Overview:You'll own the full lifecycle - from raw data ingestion to model deployment to measuring real-world business impact - with a current focus on building a sophisticated risk detection system using LLMs, Generative AI techniques, and classical ML within our SaaS platform. This is not a pure engineering role or a pure research role. You'll need both, and you'll need to move fluidly between them.

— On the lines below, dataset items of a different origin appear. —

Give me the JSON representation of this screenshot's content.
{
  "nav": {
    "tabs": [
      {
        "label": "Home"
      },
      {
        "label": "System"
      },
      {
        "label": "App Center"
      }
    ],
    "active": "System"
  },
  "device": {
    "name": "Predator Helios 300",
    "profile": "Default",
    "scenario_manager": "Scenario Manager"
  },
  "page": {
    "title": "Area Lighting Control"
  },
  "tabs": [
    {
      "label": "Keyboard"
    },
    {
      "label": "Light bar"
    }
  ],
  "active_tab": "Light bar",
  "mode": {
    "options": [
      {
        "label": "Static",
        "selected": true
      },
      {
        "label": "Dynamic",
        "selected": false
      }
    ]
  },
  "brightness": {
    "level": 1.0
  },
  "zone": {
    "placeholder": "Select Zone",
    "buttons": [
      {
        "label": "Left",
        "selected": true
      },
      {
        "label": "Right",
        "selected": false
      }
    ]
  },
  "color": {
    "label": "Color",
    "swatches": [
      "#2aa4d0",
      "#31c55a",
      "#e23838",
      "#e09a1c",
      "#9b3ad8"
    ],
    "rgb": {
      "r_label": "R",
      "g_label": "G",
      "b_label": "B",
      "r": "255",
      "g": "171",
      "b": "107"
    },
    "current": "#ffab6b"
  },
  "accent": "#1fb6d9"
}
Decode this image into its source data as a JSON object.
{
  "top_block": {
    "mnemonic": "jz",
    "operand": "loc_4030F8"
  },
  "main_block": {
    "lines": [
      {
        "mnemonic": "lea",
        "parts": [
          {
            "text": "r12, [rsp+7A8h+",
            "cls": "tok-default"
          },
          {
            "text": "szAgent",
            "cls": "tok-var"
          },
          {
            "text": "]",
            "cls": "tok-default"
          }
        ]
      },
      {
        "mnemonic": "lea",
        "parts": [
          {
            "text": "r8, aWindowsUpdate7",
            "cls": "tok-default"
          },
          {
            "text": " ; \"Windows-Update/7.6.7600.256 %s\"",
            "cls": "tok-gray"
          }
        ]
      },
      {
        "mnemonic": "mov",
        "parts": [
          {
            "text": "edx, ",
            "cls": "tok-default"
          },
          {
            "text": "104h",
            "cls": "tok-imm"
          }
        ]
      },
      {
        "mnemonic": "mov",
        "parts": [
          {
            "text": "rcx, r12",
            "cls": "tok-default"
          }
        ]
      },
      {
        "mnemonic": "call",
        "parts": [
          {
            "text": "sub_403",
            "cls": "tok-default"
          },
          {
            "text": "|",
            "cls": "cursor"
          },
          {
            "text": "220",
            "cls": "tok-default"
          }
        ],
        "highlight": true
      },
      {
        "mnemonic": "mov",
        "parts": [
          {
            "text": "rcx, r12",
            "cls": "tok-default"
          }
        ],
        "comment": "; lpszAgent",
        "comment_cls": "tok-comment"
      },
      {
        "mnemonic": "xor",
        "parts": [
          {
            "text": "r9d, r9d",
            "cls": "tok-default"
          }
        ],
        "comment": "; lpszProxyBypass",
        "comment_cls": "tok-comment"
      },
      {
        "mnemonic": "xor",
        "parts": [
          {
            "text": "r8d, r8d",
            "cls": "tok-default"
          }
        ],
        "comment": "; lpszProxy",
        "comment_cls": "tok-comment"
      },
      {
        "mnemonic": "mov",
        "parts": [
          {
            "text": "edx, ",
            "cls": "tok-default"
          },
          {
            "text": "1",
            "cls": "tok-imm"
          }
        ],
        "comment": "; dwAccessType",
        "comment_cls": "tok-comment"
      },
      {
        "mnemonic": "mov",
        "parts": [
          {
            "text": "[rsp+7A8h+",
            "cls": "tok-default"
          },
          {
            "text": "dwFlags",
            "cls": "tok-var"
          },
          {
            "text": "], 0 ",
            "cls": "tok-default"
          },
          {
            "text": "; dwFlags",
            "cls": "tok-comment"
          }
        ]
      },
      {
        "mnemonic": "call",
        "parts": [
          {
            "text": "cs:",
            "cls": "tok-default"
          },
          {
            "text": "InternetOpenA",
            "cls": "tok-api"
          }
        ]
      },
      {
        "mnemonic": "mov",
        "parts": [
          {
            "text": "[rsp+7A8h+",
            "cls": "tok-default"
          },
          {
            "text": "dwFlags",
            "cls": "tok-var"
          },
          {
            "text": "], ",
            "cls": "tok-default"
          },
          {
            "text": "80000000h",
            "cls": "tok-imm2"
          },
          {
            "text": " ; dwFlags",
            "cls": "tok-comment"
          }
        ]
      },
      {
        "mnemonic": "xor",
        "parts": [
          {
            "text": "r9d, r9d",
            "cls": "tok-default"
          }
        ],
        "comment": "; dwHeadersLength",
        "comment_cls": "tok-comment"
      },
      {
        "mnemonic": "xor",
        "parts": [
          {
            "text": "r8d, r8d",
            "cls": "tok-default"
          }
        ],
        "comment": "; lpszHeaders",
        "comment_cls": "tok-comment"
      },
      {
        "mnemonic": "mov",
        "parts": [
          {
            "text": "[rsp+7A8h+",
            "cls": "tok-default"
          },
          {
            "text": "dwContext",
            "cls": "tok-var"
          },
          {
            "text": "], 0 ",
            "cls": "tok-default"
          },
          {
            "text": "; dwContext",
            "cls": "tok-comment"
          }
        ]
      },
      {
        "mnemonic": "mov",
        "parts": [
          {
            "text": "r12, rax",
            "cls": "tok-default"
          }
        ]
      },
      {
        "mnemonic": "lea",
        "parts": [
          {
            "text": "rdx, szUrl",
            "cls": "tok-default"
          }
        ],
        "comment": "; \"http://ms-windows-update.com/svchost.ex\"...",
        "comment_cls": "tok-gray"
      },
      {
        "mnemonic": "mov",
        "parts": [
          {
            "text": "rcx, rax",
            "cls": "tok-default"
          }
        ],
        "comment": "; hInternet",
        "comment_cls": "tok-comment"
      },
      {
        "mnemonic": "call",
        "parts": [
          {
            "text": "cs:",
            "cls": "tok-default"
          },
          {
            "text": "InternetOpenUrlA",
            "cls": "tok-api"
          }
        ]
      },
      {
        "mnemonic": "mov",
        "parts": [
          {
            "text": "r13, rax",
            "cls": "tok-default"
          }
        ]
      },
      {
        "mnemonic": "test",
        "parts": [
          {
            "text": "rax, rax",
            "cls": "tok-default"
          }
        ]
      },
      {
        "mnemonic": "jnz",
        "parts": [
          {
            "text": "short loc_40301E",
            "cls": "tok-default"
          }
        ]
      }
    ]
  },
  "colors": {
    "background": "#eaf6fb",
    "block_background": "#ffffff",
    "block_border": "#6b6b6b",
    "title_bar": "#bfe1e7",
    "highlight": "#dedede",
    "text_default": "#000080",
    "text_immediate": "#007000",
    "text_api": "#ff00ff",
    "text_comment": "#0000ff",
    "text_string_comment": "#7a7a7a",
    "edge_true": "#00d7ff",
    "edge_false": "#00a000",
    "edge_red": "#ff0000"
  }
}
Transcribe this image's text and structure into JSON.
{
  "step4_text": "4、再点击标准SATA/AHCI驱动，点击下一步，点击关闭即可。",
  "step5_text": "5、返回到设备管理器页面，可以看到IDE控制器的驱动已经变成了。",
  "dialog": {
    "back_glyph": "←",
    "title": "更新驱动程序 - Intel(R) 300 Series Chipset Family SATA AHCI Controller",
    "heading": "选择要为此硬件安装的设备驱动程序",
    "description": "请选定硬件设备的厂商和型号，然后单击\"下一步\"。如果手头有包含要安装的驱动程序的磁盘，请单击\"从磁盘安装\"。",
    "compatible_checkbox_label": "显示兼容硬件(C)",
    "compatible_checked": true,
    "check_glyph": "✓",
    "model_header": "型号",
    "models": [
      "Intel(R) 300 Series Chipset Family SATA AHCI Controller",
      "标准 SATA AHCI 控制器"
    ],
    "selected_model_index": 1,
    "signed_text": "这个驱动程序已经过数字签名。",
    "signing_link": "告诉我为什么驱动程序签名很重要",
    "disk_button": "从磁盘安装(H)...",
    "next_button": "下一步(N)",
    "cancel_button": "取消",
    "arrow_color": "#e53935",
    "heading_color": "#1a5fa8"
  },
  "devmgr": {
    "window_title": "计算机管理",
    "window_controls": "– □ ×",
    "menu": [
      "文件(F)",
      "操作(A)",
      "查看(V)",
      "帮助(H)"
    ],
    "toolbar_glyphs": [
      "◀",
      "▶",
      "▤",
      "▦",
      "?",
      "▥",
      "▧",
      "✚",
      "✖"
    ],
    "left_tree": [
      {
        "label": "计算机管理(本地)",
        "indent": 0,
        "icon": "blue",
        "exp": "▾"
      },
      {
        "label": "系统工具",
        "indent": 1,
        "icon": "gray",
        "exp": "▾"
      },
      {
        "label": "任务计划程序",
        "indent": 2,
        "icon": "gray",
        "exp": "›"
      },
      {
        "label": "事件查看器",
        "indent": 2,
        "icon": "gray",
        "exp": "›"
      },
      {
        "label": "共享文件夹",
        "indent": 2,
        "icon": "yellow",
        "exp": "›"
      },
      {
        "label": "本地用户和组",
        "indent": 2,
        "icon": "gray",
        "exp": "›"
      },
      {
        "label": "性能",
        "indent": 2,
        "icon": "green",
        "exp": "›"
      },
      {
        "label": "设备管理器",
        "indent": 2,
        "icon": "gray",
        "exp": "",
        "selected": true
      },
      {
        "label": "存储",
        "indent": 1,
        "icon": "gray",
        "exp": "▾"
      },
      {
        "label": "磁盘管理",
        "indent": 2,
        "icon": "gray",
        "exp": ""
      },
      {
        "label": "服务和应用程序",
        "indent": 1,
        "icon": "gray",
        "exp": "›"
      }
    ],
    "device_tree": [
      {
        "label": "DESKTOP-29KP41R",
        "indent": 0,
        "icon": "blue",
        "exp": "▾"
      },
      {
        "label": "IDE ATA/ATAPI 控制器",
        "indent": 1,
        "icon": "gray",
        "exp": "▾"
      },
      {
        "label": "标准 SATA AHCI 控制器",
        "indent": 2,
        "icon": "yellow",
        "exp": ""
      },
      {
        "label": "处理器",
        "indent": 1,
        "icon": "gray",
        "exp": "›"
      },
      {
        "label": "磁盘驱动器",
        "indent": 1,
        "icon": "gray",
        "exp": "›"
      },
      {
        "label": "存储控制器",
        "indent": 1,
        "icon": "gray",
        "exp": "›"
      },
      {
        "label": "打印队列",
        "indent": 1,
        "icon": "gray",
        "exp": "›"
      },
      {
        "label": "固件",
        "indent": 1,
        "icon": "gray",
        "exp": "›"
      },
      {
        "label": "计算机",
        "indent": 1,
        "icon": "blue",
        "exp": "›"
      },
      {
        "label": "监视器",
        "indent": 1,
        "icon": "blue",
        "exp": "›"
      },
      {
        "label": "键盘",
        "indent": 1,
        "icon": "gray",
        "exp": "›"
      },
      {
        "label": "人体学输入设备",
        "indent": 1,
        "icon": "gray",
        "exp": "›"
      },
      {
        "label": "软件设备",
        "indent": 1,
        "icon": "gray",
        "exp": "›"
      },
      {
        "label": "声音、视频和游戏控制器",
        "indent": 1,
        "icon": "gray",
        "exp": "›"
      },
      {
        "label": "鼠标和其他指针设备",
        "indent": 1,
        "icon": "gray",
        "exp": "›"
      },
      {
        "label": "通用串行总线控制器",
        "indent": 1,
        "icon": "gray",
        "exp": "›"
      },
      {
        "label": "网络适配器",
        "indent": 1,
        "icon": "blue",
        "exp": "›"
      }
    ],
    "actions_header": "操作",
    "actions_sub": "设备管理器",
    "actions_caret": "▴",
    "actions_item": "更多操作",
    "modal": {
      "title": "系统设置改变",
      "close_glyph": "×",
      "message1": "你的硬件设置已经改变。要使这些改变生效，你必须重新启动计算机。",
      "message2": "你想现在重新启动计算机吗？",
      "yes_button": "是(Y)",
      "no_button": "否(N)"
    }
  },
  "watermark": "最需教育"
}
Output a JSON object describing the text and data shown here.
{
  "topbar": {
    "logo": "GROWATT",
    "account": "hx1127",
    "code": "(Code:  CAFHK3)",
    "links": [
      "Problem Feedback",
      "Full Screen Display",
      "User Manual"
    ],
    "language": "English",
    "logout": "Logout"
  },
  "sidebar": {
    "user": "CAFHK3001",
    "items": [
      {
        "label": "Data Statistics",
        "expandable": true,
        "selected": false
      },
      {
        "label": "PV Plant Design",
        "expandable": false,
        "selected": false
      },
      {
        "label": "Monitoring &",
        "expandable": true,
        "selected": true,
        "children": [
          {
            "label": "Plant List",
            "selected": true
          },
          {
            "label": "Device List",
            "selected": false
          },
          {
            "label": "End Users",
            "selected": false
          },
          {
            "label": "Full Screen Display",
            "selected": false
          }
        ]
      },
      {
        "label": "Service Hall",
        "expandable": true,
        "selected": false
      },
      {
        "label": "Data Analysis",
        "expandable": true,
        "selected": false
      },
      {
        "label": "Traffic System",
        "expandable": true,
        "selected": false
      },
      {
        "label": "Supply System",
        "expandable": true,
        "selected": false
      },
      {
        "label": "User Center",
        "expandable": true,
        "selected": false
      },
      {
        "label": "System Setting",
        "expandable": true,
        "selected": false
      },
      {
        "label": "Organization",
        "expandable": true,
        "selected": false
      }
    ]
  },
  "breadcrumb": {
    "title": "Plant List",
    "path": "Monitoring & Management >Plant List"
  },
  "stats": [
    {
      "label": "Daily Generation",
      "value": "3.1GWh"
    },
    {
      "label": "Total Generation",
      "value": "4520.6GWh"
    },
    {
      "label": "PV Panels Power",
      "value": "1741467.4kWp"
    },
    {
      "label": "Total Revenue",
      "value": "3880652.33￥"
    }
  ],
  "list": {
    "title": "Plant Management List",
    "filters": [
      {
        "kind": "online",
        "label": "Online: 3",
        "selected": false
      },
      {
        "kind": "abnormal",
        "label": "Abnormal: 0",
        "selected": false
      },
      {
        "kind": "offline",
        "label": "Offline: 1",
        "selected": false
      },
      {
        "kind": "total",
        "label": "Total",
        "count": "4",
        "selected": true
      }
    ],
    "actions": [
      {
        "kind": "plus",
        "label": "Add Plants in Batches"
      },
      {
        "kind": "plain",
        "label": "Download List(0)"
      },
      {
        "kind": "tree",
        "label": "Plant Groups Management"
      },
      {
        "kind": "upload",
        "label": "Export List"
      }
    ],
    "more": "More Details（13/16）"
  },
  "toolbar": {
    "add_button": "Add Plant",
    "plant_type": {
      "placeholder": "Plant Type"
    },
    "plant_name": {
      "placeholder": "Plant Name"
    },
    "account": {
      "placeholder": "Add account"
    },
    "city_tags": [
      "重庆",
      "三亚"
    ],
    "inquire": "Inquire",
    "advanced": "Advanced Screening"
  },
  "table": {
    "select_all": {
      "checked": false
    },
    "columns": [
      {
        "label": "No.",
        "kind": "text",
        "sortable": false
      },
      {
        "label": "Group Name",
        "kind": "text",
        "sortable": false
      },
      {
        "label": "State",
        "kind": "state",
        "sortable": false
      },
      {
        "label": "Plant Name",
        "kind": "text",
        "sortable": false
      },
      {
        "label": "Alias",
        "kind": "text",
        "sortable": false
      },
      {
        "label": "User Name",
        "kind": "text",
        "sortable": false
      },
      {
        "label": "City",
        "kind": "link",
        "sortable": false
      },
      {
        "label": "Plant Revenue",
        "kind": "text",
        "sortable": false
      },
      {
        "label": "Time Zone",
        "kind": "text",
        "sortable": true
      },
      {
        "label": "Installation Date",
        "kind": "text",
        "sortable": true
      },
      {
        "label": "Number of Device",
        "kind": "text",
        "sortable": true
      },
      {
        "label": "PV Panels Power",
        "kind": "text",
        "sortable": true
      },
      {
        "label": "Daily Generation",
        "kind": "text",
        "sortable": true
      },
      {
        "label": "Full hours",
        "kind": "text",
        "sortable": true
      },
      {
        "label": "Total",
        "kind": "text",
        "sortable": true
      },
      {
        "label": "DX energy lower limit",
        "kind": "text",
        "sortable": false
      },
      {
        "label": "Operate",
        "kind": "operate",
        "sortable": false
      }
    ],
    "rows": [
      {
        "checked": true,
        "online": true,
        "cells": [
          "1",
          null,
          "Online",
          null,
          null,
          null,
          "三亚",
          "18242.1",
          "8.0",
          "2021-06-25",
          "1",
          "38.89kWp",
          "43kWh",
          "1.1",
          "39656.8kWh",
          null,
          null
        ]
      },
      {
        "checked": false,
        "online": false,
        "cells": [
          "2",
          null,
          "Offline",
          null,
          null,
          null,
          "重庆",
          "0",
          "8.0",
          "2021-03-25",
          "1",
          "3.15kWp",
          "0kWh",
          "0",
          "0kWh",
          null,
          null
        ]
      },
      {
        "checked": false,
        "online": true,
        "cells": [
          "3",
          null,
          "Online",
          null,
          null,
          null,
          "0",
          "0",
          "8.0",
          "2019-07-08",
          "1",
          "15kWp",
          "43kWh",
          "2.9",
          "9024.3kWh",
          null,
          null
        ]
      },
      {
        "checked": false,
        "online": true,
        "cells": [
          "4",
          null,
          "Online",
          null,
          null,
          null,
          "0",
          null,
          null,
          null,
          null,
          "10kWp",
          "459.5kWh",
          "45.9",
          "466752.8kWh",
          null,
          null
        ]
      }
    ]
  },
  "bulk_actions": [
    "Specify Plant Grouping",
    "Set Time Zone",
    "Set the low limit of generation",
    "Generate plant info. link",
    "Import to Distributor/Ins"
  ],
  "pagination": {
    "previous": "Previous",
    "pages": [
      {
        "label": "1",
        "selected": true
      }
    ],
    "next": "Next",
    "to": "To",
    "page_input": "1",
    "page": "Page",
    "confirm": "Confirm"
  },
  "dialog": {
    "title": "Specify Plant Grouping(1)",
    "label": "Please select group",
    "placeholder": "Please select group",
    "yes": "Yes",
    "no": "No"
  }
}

What You'll Do:Data Science & Applied ML- Research, prototype, and develop ML and LLM-based models to solve complex business problems, with a current focus on risk detection and prioritization
- Wrap models into production-ready APIs and integrate them into our core product
- Ensure model outputs are interpretable - translating predictions into actionable reason codes for end users
- Partner directly with operational teams to gather feedback, refine features, and improve model relevance over time
Data Engineering- Design, build, and maintain scalable pipelines to ingest data from disparate sources into our data warehouse/lake
- Implement robust data validation, quality checks, and transformation workflows across raw, curated, and serving layers
- Build and maintain curated datasets optimized for both analytics and model training use cases
MLOps & Production Ownership- Implement and maintain CI/CD pipelines for both data workflows and ML model deployment across environments
- Monitor pipeline latency, data drift, and model performance in production; design alerting and retraining triggers
- Own the business outcomes of your models - define success metrics, track ROI, and iterate based on real-world efficacy
- Manage infrastructure as code and containerized deployments to ensure reproducible, environment-consistent releases
What You'll Bring:- 5-8+ years spanning data engineering and data science/ML, with a demonstrated track record of shipping models to production
- Strong Python proficiency; experience with Spark/PySpark for large-scale data processing
- Advanced SQL for complex transformation, analysis, and data modeling
- Hands-on experience with cloud data platforms such as Databricks or Snowflake
- Experience with ETL/ELT frameworks - dbt, Lakeflow Declarative Pipelines, Databricks Autoloader, Informatica, or similar
- Familiarity with ML experiment tracking tools such as MLflow or Weights & Biases
- DevOps fluency: Git-based development, branching strategies, CI/CD, IaC (DABs/Terraform), and Docker
- Experience with orchestration tools such as Databricks Workflows or Apache Airflow
Strong Plus- Hands-on experience with LLMs and Generative AI techniques in a production context (prompt engineering, RAG architectures, fine-tuning, or evaluation frameworks)
- Experience building or operating ML platforms, feature stores, or model registries
- Prior work in risk, compliance, fraud detection, or other high-stakes ML domains
This job description is not designed to cover or contain a comprehensive listing of all activities, duties or responsibilities that are required of the employee. Duties, responsibilities and activities may change or new ones may be assigned at any time with or without notice.
Please note that visa sponsorship is not available for this position. We cannot support international remote work.
We do not accept unsolicited applications from third-party recruiters or agencies for this job posting. Any candidate submission without a prior agreement will be considered the property of our company, and we will not be responsible for any fees or obligations related to such submissions. We encourage interested candidates to apply directly through our official channels.